Mungan, burada, Harita Metod Defteri’nde kendi hikâyesini anlatan biri olmanın sırlarını da yansıtır bize. Onun, bir geyik avcısı gibi giden sözün ardına takılması da şundandır: etkileyecek hikâyen varsa, anlat.
Sıklıkla bunu ima eder aslında.
Neredeysen orada yazarsın, ama hatırladıklarınlasındır hep. İnsan, yaşadığı gibi yazar. Ondaki yazı yoğunluğu buralardan geçerek gelir.
Ne yanıyla bakarsak bakalım, Mungan; bize, kendi olma yolculuğunu anlatır.
Güne Söylediklerimden'den Küre’ye
Harita Metod Defteri’ni izleyen iki kitabı Güne Söylediklerim (2015) ve Küre’de (2016) bu kez de yaşamında kendisine “iş”/ “uğraş” edindiği YAZI YORDAMI’nın yönlerini anlatır.
Şiir/öykü/anlatı/lar yazan biridir.
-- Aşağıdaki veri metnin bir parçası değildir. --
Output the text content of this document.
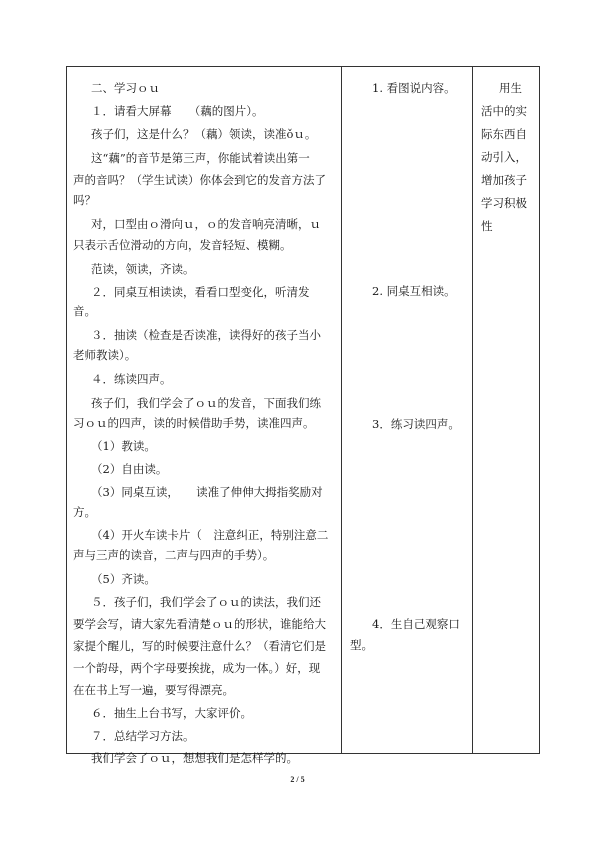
二、学习ｏｕ
１．请看大屏幕　　（藕的图片）。
孩子们，这是什么？（藕）领读，读准ǒｕ。
这“藕”的音节是第三声，你能试着读出第一
声的音吗？（学生试读）你体会到它的发音方法了
吗？
对，口型由ｏ滑向ｕ，ｏ的发音响亮清晰，ｕ
只表示舌位滑动的方向，发音轻短、模糊。
范读，领读，齐读。
２．同桌互相读读，看看口型变化，听清发
音。
３．抽读（检查是否读准，读得好的孩子当小
老师教读）。
４．练读四声。
孩子们，我们学会了ｏｕ的发音，下面我们练
习ｏｕ的四声，读的时候借助手势，读准四声。
（1）教读。
（2）自由读。
（3）同桌互读，　　读准了伸伸大拇指奖励对
方。
（4）开火车读卡片（　注意纠正，特别注意二
声与三声的读音，二声与四声的手势）。
（5）齐读。
５．孩子们，我们学会了ｏｕ的读法，我们还
要学会写，请大家先看清楚ｏｕ的形状，谁能给大
家提个醒儿，写的时候要注意什么？（看清它们是
一个韵母，两个字母要挨拢，成为一体。）好，现
在在书上写一遍，要写得漂亮。
６．抽生上台书写，大家评价。
７．总结学习方法。
我们学会了ｏｕ，想想我们是怎样学的。

1. 看图说内容。
2. 同桌互相读。
3．练习读四声。
4．生自己观察口
型。

用生
活中的实
际东西自
动引入，
增加孩子
学习积极
性
2 / 5
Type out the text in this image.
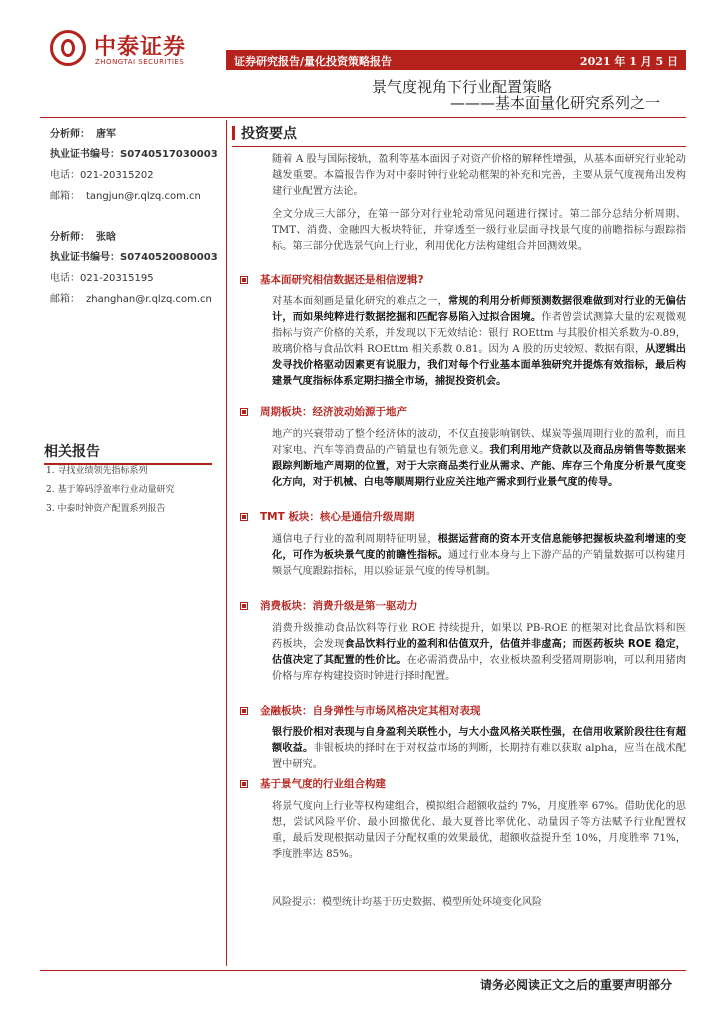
中泰证券
ZHONGTAI SECURITIES	证券研究报告/量化投资策略报告	2021 年 1 月 5 日
景气度视角下行业配置策略
———基本面量化研究系列之一
分析师： 唐军
执业证书编号：S0740517030003
电话：021-20315202
邮箱： tangjun@r.qlzq.com.cn
分析师： 张晗
执业证书编号：S0740520080003
电话：021-20315195
邮箱： zhanghan@r.qlzq.com.cn
相关报告
1. 寻找业绩领先指标系列
2. 基于筹码浮盈率行业动量研究
3. 中泰时钟资产配置系列报告
投资要点
随着 A 股与国际接轨，盈利等基本面因子对资产价格的解释性增强，从基本面研究行业轮动越发重要。本篇报告作为对中泰时钟行业轮动框架的补充和完善，主要从景气度视角出发构建行业配置方法论。
全文分成三大部分，在第一部分对行业轮动常见问题进行探讨。第二部分总结分析周期、TMT、消费、金融四大板块特征，并穿透至一级行业层面寻找景气度的前瞻指标与跟踪指标。第三部分优选景气向上行业，利用优化方法构建组合并回测效果。
基本面研究相信数据还是相信逻辑?
对基本面刻画是量化研究的难点之一，常规的利用分析师预测数据很难做到对行业的无偏估计，而如果纯粹进行数据挖掘和匹配容易陷入过拟合困境。作者曾尝试测算大量的宏观微观指标与资产价格的关系，并发现以下无效结论：银行 ROEttm 与其股价相关系数为-0.89，玻璃价格与食品饮料 ROEttm 相关系数 0.81。因为 A 股的历史较短、数据有限，从逻辑出发寻找价格驱动因素更有说服力，我们对每个行业基本面单独研究并提炼有效指标，最后构建景气度指标体系定期扫描全市场，捕捉投资机会。
周期板块：经济波动始源于地产
地产的兴衰带动了整个经济体的波动，不仅直接影响钢铁、煤炭等强周期行业的盈利，而且对家电、汽车等消费品的产销量也有领先意义。我们利用地产贷款以及商品房销售等数据来跟踪判断地产周期的位置，对于大宗商品类行业从需求、产能、库存三个角度分析景气度变化方向，对于机械、白电等顺周期行业应关注地产需求到行业景气度的传导。
TMT 板块：核心是通信升级周期
通信电子行业的盈利周期特征明显，根据运营商的资本开支信息能够把握板块盈利增速的变化，可作为板块景气度的前瞻性指标。通过行业本身与上下游产品的产销量数据可以构建月频景气度跟踪指标，用以验证景气度的传导机制。
消费板块：消费升级是第一驱动力
消费升级推动食品饮料等行业 ROE 持续提升，如果以 PB-ROE 的框架对比食品饮料和医药板块，会发现食品饮料行业的盈利和估值双升，估值并非虚高；而医药板块 ROE 稳定，估值决定了其配置的性价比。在必需消费品中，农业板块盈利受猪周期影响，可以利用猪肉价格与库存构建投资时钟进行择时配置。
金融板块：自身弹性与市场风格决定其相对表现
银行股价相对表现与自身盈利关联性小，与大小盘风格关联性强，在信用收紧阶段往往有超额收益。非银板块的择时在于对权益市场的判断，长期持有难以获取 alpha，应当在战术配置中研究。
基于景气度的行业组合构建
将景气度向上行业等权构建组合，模拟组合超额收益约 7%，月度胜率 67%。借助优化的思想，尝试风险平价、最小回撤优化、最大夏普比率优化、动量因子等方法赋予行业配置权重，最后发现根据动量因子分配权重的效果最优，超额收益提升至 10%，月度胜率 71%，季度胜率达 85%。
风险提示：模型统计均基于历史数据、模型所处环境变化风险
请务必阅读正文之后的重要声明部分
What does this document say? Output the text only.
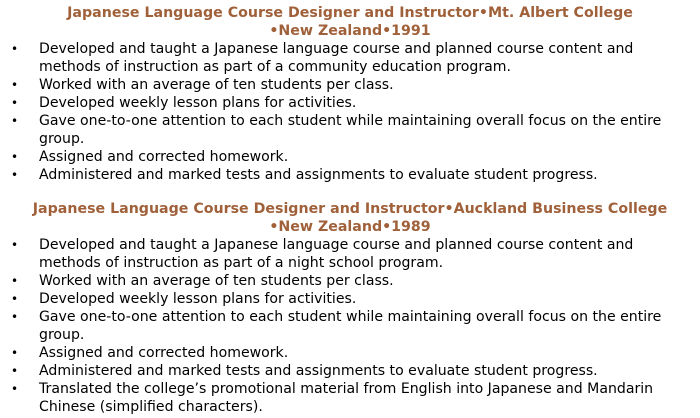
Japanese Language Course Designer and Instructor•Mt. Albert College
•New Zealand•1991
• Developed and taught a Japanese language course and planned course content and methods of instruction as part of a community education program.
• Worked with an average of ten students per class.
• Developed weekly lesson plans for activities.
• Gave one-to-one attention to each student while maintaining overall focus on the entire group.
• Assigned and corrected homework.
• Administered and marked tests and assignments to evaluate student progress.
Japanese Language Course Designer and Instructor•Auckland Business College
•New Zealand•1989
• Developed and taught a Japanese language course and planned course content and methods of instruction as part of a night school program.
• Worked with an average of ten students per class.
• Developed weekly lesson plans for activities.
• Gave one-to-one attention to each student while maintaining overall focus on the entire group.
• Assigned and corrected homework.
• Administered and marked tests and assignments to evaluate student progress.
• Translated the college’s promotional material from English into Japanese and Mandarin Chinese (simplified characters).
Ama, o, bütün sanat disiplinlerine de gidendir. Gören, okuyan, hissedendir. Bakışsız, görüsüz yaşanamayacağını her dem hatırlatandır üstelik.
Bu nedenledir ki; giderek yazan biri olmanın bakışı/bilinci/duyumu yazılarına yansır.
Bu kez; ilgisini/bakışını evrenini daha da genişleterek kültür coğrafyasında yolculuklara çıkar.
Mungan’ın sözü/nü getirdiği yer: yazısız yaşam, yaşamsız yazının olamayacağıdır.
Ve bizlere bunları taşıyan/bağlayan/gösterenlerin neler olduğunu anlatmaktadır.
Mungan’ı şiirde eyleyen/buluşturup sürdürenin ne olduğunu anlatan Küre’yi (Poetika Yazıları/Mavi Kitap) nasıl okunmalı?
Eğer Aristoteles’in Poetika’sını, Platon’un Diyaloglar’ını okumuşsanız; şiir sanatının ne olduğunu öğrenme yolunun kuramdan değil yaşamdan, sezgi ve bilgiden geçtiğini bilirsiniz.
Peki, bir şairin “poetik” yolculuğunu anlatmak derdi nereden doğar?
Şiirini anlatmak/açıklamak derdi olamayacağına göre… Şiir üzerine, şiir yolculuğu üzerine düşündüğünü söylemek istemidir bu olsa olsa, diyebiliriz.
Mungan, daha çok, şiirin ne olduğuna dair bakışı/yorumunu yansıtır bu poetik yazılarına.
Kuşkusuz oradan şiirine bir ayna tutabiliriz. Ama daha çok da hayatın içindekilerin nasıl şiire dönüştürülebildiğini göstermesi öne çıkar diyebilirim. Hem şairin, hem şiir okurunun, hem de dilseverlerin elinden düşürmeyecekleri bir kitaptır Küre.